En milieu de parcours, un stage de trois semaines, cette fois en condition réelle de travail, dans un autre élevage, leur permet souvent de décrocher une promesse d’embauche, avant même la fin de leur formation. Et c’est cet excellent taux d’insertion professionnelle à l’issue de la formation qui pousse son financeur, Pôle emploi, à la renouveler régulièrement.

"Y rentrent des gens qui veulent changer de métier et donner du sens à ce qu’ils font, un sens qu’ils trouvent via l’animal", constate Patricia Cadiou, qui regrette que la POEC porc ne soit pas encore connue de tous les employeurs du secteur. "Elle peut aussi accueillir ceux de leurs salariés qui n’ont pas suivi de formation agricole et qui veulent progresser dans leur métier. C’est une façon de les fidéliser, de les garder dans un secteur d’activité qui peine à recruter". Des salariés qui peuvent ensuite embrayer sur un CS porc, qui va leur permettre d’approfondir leurs connaissances. "L’employeur peut aussi solliciter un Défi emploi, une aide qui lui permet d’assurer de la formation en interne".

Une découverte en élevage

Pour intégrer la POEC, pas de pré-requis ! "Je demande juste aux candidats de se prêter à une découverte de deux semaines en élevage, histoire de vérifier que le métier correspond bien à ce qu’ils en attendent". Le temps, aussi, de vérifier qu’ils n’ont peur ni des souris, ni du sang ni des animaux… "Il leur faut aussi se plier à un rythme de travail, que certains chômeurs de longue durée peuvent avoir perdu. Et ne pas souffrir d’asthme, à cause des poussières qu’on peut trouver en élevage". Et leur motivation fera le reste. "Le groupe n’a aucun mal à se souder : ils ont une passion commune".

 

Paroles de stagiaires

 

"J’ai toujours travaillé en ville", indique Nicolas, agent de sécurité pendant 8 ans. "J’avais envie de retrouver le contact avec la nature. Et un métier à horaires fixes, compatibles avec ma vie de famille". Du cochon, il ne connaissait que la viande dans son assiette… et les critiques sur les réseaux sociaux ! "Ca vaut vraiment le coup d’aller voir comment ça se passe en élevage ! Rien à voir avec ce qu’on veut nous faire croire".

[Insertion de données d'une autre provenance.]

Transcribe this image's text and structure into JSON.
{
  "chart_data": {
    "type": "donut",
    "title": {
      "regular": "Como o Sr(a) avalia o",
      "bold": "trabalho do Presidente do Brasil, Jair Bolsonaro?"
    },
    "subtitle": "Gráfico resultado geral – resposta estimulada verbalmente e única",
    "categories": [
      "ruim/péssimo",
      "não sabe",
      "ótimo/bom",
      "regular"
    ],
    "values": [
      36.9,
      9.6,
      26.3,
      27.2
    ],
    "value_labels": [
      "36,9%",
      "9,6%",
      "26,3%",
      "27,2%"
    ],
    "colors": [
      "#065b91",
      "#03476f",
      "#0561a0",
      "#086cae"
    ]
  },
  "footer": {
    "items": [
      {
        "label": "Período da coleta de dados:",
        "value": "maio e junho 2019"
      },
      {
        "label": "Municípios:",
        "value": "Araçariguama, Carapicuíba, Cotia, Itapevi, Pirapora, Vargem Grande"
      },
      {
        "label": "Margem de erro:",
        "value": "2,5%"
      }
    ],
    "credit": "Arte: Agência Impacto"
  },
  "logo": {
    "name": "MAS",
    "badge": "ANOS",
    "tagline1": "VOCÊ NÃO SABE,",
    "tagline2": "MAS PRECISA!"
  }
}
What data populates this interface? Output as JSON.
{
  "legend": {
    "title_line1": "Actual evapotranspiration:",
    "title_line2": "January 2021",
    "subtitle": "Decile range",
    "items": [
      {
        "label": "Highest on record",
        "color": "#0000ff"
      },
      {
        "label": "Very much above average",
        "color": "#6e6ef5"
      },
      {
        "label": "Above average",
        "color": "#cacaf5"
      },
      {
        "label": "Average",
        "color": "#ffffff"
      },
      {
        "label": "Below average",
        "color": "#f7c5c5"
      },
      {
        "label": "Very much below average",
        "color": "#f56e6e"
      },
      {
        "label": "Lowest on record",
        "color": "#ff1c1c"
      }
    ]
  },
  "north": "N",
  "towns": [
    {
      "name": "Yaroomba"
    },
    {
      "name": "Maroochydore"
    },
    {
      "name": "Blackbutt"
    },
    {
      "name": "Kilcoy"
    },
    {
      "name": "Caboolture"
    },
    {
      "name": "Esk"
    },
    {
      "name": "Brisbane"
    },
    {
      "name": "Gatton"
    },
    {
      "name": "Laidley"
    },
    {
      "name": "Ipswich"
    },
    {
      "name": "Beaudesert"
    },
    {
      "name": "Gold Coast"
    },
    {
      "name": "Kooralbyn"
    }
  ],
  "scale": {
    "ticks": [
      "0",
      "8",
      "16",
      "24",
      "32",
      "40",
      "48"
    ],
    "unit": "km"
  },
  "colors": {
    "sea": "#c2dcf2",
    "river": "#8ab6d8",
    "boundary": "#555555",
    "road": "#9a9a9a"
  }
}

Après un BPREA en élevage, Yannick, ancien militaire en reconversion professionnelle, a voulu compléter ses connaissances. Son objectif ? "M’installer. Mais c’est plus compliqué que prévu ! Je vais commencer par du salariat. Et j’ai déjà une promesse d’embauche".

Elle aussi en reconversion professionnelle, Delphine a toujours été attirée par le milieu agricole. "Cette formation, c’était le moment ou jamais de le découvrir enfin". Une découverte qui a répondu à toutes ses attentes et qui débouchera sur un emploi, à peine la formation terminée.

Originaire de la région parisienne, Thomas a travaillé en hypermarché puis comme comportementaliste canin. "Arrivé en Bretagne, j’ai découvert le cochon". Embauché en avril, c’est son employeur qui l’incite à suivre la POEC, afin d’acquérir les bases. "Et je retrouverai mon poste à l’issue de la formation".

"J’avais envie de travailler avec les animaux". Infirmière pendant 15 ans, Laëtitia n’a pas hésité à franchir le pas. "Les deux semaines d’immersion en élevage m’ont permis de découvrir ce métier, qui m’a aussitôt plu : il est très polyvalent. Et au cours d’une journée ou d’une semaine, on fait de tout".